Rennie: As the server turns, Clinton’s hopes dwindle
Given 100 guesses as the year began on how Hillary Clinton might transform her second presidential campaign from coronation into catastrophe, a furtive home-brew email network would not have been one of them. The shadowy operation is unsettling on its own. The former secretary of state put herself in the center of a deadly minefield each time she used her secret email account to conduct official business.
Clinton’s risible claim to have been “dead broke” when she and Bill Clinton left the White House in 2001 and her unseemly fees for brief appearances on college campuses all seem like quiet overtures to the email disaster that continues to engulf the embattled Democratic frontrunner.
This is one of the rare Hillary Clinton controversies that has nothing to do with her preoccupation with making a fast buck. The exploding email scandal goes to a different theme in the nation’s quarter-century drama with the Clintons. This is the more pernicious one that arises out of Clinton’s profound mistrust of the public. That’s right, you and me.
In 1993, Clinton damaged her health care takeover proposal from the start by insisting that it operate in secrecy. She has never believed that sunshine is the best disinfectant, the street the best cop. When Clinton became secretary of state in 2009, she doubled down on deception and established an email network for herself and her closest aides that was housed, she says, in her Chappaqua, New York estate.

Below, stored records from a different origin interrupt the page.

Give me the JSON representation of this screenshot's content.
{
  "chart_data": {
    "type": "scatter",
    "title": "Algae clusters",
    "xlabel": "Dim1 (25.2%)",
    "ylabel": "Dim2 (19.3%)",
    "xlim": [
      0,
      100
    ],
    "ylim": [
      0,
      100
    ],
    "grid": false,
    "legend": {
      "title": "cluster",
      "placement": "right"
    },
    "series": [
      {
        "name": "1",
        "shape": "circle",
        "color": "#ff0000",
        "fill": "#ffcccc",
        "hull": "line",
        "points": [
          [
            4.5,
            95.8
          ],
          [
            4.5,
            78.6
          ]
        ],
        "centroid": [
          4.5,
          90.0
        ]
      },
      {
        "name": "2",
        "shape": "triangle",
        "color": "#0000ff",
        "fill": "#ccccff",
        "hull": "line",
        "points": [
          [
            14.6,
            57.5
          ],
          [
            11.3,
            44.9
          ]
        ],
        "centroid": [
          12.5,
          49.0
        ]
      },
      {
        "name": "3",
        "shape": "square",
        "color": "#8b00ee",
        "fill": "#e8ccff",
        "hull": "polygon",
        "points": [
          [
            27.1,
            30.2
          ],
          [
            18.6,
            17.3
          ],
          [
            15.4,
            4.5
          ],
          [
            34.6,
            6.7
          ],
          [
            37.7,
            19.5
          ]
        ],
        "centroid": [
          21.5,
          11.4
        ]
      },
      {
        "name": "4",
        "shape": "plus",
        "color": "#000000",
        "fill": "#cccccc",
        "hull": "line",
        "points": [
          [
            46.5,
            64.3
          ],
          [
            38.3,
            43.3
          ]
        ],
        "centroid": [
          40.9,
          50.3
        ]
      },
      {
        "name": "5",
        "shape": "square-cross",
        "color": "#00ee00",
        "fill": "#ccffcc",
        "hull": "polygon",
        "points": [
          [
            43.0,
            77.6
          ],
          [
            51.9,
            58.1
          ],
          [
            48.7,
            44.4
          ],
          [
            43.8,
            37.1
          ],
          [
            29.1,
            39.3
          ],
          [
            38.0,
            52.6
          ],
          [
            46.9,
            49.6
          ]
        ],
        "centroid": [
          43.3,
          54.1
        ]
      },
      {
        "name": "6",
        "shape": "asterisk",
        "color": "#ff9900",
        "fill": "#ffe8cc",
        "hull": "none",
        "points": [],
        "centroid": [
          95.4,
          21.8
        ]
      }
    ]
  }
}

The sensitive nature of some of those emails is at the center of this Clinton crisis. The nation’s former top diplomat looks to have been reckless in what she received and sent on her Chappaqua server. Clinton decided at the start of her tenure as secretary of state that the public and press using the Freedom of Information Act to read some of her messages was a greater risk than the harm she might do to the nation with an amateur email setup at home.
She gambled that the public would not discover her deception. Then she doubled down on explaining the arrangement away as a matter of convenience. Carrying two email devices would have been too cumbersome. She made broad claims — reckless, in retrospect — in the spring that the messages were mostly personal, touching on yoga, family wedding plans and her mother’s funeral. Clinton will never be typecast as gentle and domestic, so that fell flat.
Her favorite villain, the vast right-wing conspiracy of yesteryear, enjoyed a brief revival until nonpartisan national security officials began a searching investigation into Clinton’s email practices and appear to have found some messages that ought not to have been on the server. The public may not know the difference between top secret, classified and sensitive, but it understands Clinton had to have known she was disregarding the national interest when she launched that server.
The public, as it often is, understands the gravity of the latest emerging Clinton scandal better than much of our political class. Voters are turning on Clinton at a time when she and her galleon of a campaign organization thought she’d be embraced by the multitudes. Even if Clinton knew how to deliver a joke, her server crisis would prove resistant to a dismissive funny line.
Her thin bench of defenders has failed in claiming that Clinton’s two predecessors did the same thing. They did not. Condoleezza Rice did not use email. Colin Powell had no private server.
Politicians and activists can be a cynical lot. They are probably not much troubled by Clinton’s email arrangements. Polls, however, showing the public’s mistrust of the New York fabulist have alarmed professional Democrats. Great swaths of voters, who may quarrel over many issues, are reaching a consensus that Clinton is neither honest nor trustworthy.
This hour of danger for Clinton’s presidential prospects revealed itself last week in astounding polls from two reliably Democratic states, Pennsylvania and Michigan. She loses to Republican Marco Rubio, and not in a squeaker. Even the nation’s new vulgarian in chief, Donald Trump, makes a competitive contest of it with Clinton.
You can lose sensitive emails to foreign hackers. You can make the slippery truth a moving target. But you had better not lose Pennsylvania and Michigan.
Kevin Rennie is a lawyer and former state legislator in Connecticut. He wrote this for InsideSources.com.